Regaarding Cézanne: "I couldn’t respond to Cézanne’s still lifes or even his card players. His landscapes are highly-prized for qualities I just cannot discern. There is a pleasure principle in all art, OK? For me that must include something else which is incredibly important, which is what I talked about before—that human element."
Regarding Picasso: "Picasso’s vaunted skills were overrated: his early paintings were still quite ordinary and repetitious of then contemporary Spanish artists. And he systematically aped Lautrec and Edvard Munch before turning image-making on its head with Les Demoiselles d’Avignon. These are arrogant things for me to say. I’m clearly not considered an important enough critic. But think of this: there are only a couple of serious negative critiques in print among all the tons of Picasso books written since he became famous."
Regarding John Singer Sargent: "Yeah, I thought he was a bit too glib, and next to Rembrandt appeared superficial. I changed my mind. I see that he made certain elements of his painting appealing to the people he was actually dissecting. They looked only at the appurtenances. You know the dresses, the furniture, the setting to sanctify their wealth. The idea that Sargent was a premier coup painter—one touch and you’re done—absolutely wrong. You have to really look at the paintings of the features, the heads. They are very considered, and they are constructed by many layers of built-up paint. That is where their luminosity comes from. A lot of them are extremely penetrating, psychologically-attuned portraits."
I agree to all of that.
An example of his late illustration work. Note the thin, black lines on the sketchily painted pantlegs and elsewhere. We will find more examples below..
Silverman's thin black lines have intrigued me for years. In this demonstration, he first blocked in the head and then added the black. Here it seems to have mostly been applied using a thin brush. But the very thin, regular lines were probably applied using the edge of a palette knife.

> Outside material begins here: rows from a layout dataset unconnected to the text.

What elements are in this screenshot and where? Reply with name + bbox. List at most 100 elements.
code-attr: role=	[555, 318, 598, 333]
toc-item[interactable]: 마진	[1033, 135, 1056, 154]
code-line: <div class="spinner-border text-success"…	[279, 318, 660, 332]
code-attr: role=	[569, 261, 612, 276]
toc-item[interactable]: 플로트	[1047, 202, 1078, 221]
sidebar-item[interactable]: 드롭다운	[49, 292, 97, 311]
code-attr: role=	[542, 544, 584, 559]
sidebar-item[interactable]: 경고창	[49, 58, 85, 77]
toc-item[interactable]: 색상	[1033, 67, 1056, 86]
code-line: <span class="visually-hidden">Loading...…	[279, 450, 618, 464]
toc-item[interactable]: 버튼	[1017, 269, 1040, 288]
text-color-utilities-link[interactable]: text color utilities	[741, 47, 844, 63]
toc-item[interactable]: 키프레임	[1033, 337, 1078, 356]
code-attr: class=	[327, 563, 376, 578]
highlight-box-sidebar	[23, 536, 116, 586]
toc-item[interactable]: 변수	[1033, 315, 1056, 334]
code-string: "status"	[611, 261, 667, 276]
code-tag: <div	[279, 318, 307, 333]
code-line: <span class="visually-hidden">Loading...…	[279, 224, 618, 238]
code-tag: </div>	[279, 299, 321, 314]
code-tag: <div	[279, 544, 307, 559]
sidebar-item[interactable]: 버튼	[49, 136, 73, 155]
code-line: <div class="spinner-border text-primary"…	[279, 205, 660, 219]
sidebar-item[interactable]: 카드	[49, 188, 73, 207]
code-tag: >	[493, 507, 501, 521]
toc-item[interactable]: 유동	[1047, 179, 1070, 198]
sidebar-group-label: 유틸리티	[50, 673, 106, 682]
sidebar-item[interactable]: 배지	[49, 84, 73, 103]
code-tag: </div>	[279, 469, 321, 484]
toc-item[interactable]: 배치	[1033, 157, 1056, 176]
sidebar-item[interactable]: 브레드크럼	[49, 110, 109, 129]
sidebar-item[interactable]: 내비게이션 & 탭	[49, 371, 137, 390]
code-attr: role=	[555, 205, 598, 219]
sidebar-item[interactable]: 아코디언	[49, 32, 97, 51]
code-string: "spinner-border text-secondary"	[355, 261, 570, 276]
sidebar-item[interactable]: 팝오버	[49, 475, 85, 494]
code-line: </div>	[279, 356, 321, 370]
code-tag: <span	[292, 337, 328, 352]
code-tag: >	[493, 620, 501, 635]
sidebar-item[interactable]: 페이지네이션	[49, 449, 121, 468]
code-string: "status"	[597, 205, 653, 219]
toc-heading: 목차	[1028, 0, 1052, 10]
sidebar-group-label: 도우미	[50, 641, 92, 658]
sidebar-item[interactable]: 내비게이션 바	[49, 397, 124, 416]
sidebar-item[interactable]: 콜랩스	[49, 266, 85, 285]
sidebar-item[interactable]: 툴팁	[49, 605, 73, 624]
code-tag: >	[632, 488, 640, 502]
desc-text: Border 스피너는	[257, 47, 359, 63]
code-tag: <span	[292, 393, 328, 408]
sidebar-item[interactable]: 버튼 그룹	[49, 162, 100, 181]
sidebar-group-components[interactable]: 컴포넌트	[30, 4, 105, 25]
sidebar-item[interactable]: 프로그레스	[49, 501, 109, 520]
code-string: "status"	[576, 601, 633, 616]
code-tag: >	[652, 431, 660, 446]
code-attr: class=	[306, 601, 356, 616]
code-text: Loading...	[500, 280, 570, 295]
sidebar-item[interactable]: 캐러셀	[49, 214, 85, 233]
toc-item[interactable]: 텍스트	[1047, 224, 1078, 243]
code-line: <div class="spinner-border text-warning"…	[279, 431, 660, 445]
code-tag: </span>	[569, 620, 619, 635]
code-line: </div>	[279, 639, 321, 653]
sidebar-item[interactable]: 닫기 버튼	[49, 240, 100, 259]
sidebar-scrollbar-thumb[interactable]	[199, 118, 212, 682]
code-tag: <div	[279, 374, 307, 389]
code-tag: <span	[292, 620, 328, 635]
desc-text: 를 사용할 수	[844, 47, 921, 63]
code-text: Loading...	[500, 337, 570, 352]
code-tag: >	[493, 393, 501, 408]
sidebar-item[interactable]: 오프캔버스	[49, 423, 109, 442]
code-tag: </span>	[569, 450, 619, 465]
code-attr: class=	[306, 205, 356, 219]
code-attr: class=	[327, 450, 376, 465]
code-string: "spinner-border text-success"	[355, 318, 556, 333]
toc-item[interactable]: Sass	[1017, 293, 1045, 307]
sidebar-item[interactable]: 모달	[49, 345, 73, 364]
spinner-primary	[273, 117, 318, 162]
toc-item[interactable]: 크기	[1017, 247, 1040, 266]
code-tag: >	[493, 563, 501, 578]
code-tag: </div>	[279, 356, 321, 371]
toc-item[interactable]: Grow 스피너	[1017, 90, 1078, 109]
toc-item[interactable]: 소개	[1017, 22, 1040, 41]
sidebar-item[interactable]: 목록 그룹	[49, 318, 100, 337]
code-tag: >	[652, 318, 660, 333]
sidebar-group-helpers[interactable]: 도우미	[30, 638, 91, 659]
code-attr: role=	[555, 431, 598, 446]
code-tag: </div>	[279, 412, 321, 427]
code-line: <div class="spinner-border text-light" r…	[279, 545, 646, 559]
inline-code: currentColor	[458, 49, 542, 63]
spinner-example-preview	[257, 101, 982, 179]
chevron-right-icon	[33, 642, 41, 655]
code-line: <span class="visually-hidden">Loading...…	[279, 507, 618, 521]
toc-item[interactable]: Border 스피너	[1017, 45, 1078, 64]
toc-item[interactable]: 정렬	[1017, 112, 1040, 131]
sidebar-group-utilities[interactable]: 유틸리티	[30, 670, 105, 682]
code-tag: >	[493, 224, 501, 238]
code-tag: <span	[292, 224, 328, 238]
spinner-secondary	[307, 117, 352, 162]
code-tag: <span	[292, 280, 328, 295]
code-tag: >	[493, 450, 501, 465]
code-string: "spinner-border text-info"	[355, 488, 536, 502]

Note the thin, black lines on the sleeve and hand. He sometimes chose not to paint over all of them, though he might, in this case.
A fairly recent painting made when Silverman was around 80 years old. Very "finished."
Probably Claire, his wife. Note traces of black lines.
Silverman also painted New York scenes where the subjects were behind glass windows.
He makes use of photography as reference and take-off points. Here a photo might have helped him with the window reflections.